Prezydent Tanzanii John Magufuli poinformował, że wycofano testy na obecność koronawirusa, ponieważ dały wynik dodatni przy badaniu próbek m.in. kozy, przepiórek i papai. Twierdzi, że to dowód na to, iż przy okazji koronawirusa prowadzona jest „brudna gra”.
– Pobraliśmy próbkę od kóz, od owiec, papai, pobraliśmy nawet próbkę smaru samochodowego. Wzięliśmy te próbki do laboratorium bez ich wiedzy i nawet nazwaliśmy je. Próbkę smaru nazwaliśmy (…) „30-letni mężczyzna”. Wyniki wróciły negatywne. Kiedy wzięliśmy próbkę z owocu tropikalnego, nazwaliśmy go „Sara Samuel 45-letnia kobieta” wyniki wróciły niejednoznaczne – wylicza prezydent Tanzanii, John Magufuli. – Kiedy pobraliśmy próbkę z papai nazwaliśmy go „Elisabeth En, 26-letnia kobieta” i dały wynik pozytywny – mówił prezydent. Testy na obecność koronawirusa dały wynik pozytywny także w przypadku próbki z płynu z przepiórki oraz kozy.
Prezydent Tanzanii stwierdził, że w tych wszystkich organizmach, których próbki przebadano, występuje koronawirus, a owoce i kozy – stwierdził z ironią – należałoby odizolować. Nie wyklucza faktu, że koronawirus może występować w różnych organizmach, nie tylko u ludzi. – W tych testach odgrywa się brudna gra – zaznacza Magufuli i wskazuje, że pracownicy laboratoriów mogą być przekupywani.

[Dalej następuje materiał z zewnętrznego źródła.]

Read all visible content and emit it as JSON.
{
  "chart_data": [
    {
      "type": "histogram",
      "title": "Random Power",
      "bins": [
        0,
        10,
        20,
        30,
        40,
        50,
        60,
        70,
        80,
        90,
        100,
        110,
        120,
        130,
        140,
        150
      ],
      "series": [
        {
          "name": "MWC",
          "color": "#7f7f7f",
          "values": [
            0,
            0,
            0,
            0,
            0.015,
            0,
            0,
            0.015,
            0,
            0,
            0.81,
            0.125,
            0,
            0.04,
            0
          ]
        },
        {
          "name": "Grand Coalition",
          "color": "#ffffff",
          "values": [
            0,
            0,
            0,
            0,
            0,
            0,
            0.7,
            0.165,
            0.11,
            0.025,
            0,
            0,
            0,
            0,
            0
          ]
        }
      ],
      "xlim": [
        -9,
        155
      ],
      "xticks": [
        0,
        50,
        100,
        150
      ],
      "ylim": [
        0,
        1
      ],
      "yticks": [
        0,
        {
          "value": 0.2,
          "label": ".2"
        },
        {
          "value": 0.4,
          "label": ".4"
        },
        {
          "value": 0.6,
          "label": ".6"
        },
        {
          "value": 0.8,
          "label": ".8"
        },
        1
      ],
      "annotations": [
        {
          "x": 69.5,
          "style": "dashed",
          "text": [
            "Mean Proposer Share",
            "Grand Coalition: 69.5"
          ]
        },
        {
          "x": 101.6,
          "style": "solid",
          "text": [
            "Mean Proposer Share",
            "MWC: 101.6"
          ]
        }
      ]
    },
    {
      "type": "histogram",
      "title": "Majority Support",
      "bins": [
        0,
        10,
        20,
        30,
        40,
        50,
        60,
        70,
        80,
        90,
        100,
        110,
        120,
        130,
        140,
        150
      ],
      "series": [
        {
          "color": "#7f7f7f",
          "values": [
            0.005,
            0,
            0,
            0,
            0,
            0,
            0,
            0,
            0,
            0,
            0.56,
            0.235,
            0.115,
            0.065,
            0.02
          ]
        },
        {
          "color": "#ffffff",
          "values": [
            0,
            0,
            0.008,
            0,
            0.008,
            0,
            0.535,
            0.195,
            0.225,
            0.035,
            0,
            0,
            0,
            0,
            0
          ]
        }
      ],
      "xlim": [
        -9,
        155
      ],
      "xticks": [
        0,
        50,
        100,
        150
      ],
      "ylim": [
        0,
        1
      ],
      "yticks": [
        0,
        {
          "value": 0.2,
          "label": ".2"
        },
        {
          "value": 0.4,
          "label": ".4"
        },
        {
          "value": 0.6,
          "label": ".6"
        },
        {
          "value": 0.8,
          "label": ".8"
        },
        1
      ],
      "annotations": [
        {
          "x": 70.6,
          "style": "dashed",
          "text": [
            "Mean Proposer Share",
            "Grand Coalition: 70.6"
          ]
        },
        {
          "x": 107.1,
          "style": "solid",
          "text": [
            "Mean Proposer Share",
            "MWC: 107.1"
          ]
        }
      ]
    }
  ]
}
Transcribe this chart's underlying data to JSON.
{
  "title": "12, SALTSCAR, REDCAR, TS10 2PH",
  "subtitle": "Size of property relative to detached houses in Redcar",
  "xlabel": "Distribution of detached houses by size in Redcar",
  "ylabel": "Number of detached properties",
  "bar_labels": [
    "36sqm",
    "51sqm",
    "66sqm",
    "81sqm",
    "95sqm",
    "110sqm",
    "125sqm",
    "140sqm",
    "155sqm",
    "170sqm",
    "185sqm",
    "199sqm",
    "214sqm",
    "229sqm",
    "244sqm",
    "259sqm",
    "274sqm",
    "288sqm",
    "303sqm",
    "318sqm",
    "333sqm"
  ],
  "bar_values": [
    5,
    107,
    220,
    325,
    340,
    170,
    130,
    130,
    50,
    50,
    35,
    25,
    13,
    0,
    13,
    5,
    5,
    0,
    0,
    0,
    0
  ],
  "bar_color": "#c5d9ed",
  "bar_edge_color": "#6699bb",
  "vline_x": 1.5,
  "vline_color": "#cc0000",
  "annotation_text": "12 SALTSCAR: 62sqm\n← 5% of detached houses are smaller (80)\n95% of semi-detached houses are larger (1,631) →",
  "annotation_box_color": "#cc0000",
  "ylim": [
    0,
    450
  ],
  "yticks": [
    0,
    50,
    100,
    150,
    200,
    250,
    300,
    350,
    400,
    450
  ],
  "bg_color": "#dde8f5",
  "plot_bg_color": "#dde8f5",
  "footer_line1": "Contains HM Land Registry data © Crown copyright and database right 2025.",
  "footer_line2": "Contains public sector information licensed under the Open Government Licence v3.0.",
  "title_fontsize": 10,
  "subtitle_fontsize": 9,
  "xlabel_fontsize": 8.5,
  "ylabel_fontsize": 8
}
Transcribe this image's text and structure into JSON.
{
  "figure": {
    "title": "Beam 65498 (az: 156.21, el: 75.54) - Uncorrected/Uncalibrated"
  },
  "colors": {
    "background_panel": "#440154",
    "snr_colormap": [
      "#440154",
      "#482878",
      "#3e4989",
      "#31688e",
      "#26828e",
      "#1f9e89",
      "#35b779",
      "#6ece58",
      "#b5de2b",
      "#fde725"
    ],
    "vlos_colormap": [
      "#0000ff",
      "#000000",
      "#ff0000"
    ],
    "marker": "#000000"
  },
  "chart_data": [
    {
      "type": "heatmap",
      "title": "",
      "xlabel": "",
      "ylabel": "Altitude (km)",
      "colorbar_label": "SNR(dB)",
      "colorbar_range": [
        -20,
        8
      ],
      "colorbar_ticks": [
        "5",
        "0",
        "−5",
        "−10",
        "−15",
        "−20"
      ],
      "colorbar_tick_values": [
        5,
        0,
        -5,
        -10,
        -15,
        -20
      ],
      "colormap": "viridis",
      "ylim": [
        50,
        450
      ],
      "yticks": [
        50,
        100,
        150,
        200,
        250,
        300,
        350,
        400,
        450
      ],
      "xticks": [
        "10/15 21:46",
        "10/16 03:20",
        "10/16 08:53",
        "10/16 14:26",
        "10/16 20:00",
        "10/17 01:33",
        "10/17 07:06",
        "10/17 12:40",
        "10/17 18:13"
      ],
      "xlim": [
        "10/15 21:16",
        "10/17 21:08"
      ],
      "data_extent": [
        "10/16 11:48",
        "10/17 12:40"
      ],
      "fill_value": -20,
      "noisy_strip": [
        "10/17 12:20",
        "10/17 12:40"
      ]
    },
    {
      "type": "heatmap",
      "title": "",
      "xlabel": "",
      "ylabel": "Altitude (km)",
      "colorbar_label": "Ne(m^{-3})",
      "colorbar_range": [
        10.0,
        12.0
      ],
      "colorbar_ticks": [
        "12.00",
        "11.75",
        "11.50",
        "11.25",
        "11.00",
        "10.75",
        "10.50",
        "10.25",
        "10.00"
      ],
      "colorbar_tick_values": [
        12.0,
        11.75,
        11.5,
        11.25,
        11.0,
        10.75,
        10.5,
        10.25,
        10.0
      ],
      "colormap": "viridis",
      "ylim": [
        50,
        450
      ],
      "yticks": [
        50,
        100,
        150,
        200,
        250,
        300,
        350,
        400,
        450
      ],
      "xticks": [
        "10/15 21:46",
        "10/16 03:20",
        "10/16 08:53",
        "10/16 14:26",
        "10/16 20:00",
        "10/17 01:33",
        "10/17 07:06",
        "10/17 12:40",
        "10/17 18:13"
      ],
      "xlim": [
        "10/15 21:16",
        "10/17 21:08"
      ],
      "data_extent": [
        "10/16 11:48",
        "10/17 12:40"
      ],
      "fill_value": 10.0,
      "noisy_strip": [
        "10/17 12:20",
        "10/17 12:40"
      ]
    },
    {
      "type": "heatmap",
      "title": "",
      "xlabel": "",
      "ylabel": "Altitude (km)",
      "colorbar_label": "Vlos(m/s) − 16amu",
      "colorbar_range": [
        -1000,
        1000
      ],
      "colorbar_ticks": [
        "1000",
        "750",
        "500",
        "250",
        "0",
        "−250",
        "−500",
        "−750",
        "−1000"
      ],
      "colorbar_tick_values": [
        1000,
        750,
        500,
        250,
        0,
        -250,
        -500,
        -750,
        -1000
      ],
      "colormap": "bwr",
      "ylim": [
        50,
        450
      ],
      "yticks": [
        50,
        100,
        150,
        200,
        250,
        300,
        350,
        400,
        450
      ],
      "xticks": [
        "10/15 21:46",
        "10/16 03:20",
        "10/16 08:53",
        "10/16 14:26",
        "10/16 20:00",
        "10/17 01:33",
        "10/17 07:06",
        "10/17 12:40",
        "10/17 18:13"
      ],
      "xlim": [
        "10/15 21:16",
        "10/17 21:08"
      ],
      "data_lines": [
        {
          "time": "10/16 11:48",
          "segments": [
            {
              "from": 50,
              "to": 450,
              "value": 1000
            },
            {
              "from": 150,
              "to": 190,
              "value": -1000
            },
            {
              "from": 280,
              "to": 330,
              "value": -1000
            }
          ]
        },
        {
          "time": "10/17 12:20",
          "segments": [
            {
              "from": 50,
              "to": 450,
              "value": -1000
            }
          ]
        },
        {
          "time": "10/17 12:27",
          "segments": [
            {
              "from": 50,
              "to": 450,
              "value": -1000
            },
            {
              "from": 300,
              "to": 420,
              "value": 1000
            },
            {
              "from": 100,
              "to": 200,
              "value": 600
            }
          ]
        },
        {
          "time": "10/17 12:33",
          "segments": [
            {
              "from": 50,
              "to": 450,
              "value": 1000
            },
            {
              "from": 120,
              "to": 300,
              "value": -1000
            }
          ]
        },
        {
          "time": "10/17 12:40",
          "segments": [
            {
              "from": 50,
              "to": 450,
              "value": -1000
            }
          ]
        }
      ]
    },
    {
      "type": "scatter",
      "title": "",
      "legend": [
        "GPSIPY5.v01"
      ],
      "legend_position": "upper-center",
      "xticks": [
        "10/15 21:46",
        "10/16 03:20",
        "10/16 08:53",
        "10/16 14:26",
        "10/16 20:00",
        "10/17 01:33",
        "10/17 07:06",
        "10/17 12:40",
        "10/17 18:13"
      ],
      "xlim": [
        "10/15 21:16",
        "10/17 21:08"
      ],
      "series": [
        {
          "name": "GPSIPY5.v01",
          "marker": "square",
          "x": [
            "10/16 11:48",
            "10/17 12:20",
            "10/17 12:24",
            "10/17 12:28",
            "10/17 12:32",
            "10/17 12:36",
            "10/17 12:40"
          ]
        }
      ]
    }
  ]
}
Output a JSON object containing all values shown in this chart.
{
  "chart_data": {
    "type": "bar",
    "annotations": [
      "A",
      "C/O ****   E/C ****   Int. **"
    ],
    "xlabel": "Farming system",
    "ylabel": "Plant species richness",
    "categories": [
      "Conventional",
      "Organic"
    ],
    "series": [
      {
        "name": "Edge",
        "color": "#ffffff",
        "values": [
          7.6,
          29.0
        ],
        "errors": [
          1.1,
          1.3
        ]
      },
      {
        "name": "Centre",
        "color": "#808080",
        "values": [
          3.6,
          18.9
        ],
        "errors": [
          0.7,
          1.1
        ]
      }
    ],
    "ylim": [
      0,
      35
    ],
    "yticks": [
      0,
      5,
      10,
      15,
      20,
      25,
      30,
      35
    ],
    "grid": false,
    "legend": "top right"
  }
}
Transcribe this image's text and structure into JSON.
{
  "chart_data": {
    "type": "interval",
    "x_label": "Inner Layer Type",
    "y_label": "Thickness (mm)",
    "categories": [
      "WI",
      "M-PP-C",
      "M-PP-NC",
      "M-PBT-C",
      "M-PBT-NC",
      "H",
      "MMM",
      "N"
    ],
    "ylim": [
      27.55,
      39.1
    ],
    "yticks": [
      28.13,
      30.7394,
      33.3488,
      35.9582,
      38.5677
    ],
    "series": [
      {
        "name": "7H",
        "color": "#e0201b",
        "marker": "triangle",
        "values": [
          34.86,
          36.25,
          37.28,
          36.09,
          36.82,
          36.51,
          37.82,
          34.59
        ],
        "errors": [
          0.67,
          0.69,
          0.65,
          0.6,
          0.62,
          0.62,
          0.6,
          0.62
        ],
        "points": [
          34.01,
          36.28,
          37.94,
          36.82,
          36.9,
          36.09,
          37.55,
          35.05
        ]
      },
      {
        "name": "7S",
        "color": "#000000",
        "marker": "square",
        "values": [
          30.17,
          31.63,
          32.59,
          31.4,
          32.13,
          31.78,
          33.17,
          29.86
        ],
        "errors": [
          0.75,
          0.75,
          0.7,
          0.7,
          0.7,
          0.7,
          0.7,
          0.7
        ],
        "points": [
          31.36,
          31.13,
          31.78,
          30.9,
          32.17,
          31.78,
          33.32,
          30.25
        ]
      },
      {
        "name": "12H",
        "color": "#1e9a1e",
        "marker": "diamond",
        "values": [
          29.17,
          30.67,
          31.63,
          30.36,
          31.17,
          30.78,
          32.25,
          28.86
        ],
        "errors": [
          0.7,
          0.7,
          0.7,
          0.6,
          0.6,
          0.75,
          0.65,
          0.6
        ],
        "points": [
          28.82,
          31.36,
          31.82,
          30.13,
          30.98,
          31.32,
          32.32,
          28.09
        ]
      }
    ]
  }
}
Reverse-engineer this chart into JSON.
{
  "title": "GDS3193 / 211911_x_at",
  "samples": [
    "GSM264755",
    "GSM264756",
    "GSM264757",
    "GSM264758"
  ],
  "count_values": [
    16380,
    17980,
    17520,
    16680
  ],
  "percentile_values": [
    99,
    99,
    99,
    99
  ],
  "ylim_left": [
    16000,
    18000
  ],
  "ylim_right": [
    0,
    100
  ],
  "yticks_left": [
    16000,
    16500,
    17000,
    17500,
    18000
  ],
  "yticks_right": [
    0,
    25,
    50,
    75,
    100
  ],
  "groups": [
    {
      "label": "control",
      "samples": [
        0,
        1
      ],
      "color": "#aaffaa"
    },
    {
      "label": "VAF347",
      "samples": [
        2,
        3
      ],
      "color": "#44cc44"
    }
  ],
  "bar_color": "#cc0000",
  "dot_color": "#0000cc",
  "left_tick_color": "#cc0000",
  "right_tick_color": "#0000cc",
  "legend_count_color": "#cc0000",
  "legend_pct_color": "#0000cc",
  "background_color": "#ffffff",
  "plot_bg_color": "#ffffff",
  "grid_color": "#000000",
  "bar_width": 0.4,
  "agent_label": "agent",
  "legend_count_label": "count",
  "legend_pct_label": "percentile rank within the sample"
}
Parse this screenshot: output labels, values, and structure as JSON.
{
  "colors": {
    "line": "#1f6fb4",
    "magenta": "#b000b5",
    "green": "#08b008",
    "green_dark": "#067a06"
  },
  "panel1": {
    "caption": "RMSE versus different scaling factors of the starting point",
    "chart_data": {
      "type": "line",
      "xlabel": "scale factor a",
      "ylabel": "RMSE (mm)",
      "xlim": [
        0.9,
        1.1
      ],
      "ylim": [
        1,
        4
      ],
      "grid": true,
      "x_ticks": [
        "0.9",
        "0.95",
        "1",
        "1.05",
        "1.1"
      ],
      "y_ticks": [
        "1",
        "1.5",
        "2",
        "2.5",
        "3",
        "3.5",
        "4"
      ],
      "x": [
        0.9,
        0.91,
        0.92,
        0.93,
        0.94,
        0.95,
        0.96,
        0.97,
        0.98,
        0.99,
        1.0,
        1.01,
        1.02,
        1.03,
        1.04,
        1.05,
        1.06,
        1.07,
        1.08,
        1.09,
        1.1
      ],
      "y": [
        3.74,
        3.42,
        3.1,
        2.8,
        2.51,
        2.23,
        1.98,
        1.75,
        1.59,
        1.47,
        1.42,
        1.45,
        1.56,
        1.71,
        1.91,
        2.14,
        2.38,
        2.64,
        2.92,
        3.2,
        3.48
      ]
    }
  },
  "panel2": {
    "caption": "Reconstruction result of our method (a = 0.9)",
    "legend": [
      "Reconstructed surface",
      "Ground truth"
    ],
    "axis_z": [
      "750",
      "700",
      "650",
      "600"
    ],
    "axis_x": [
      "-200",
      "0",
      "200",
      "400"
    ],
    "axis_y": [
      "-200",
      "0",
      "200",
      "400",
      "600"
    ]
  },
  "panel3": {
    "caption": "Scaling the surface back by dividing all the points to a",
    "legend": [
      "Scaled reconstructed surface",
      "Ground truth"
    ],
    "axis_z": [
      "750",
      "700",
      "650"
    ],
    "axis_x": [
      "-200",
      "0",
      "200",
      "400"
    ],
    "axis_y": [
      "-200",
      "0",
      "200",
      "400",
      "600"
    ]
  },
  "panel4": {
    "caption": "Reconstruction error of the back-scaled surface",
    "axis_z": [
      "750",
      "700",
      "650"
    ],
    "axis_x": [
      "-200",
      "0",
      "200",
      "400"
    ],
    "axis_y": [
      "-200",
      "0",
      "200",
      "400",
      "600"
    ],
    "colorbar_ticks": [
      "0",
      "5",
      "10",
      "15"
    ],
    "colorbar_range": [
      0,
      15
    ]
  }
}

Komentarz: Tymczasem ja twierdzę, że z zagrywki Tanzańczyków wynika coś innego, na co wskazywałem w kontekście wydarzeń mających miejsce w Izraelu (PRZECZYTAJ), gdzie w wyniku błędnych testów dziesiątki zdrowych seniorów zamknięto w szpitalach zakaźnych. Pozytywne wyniki testów świadczą o tym, że ich diagnoza niewiele ma wspólnego z występowaniem koronawirusa w próbce. Testy są po prostu felerne i umożliwiają zamknięcie w domu lub na oddziałach zakaźnych zdrowe osoby. Jeśli zestawimy te fakty z zeznaniami amerykańskich patomorfologów, którzy wskazują na fakt, iż koronawirus na siłę dopisywany jest do aktów zgonów w celu zawyżenia statystyk, śmiało możemy mówić o przekręcie na globalną skalę.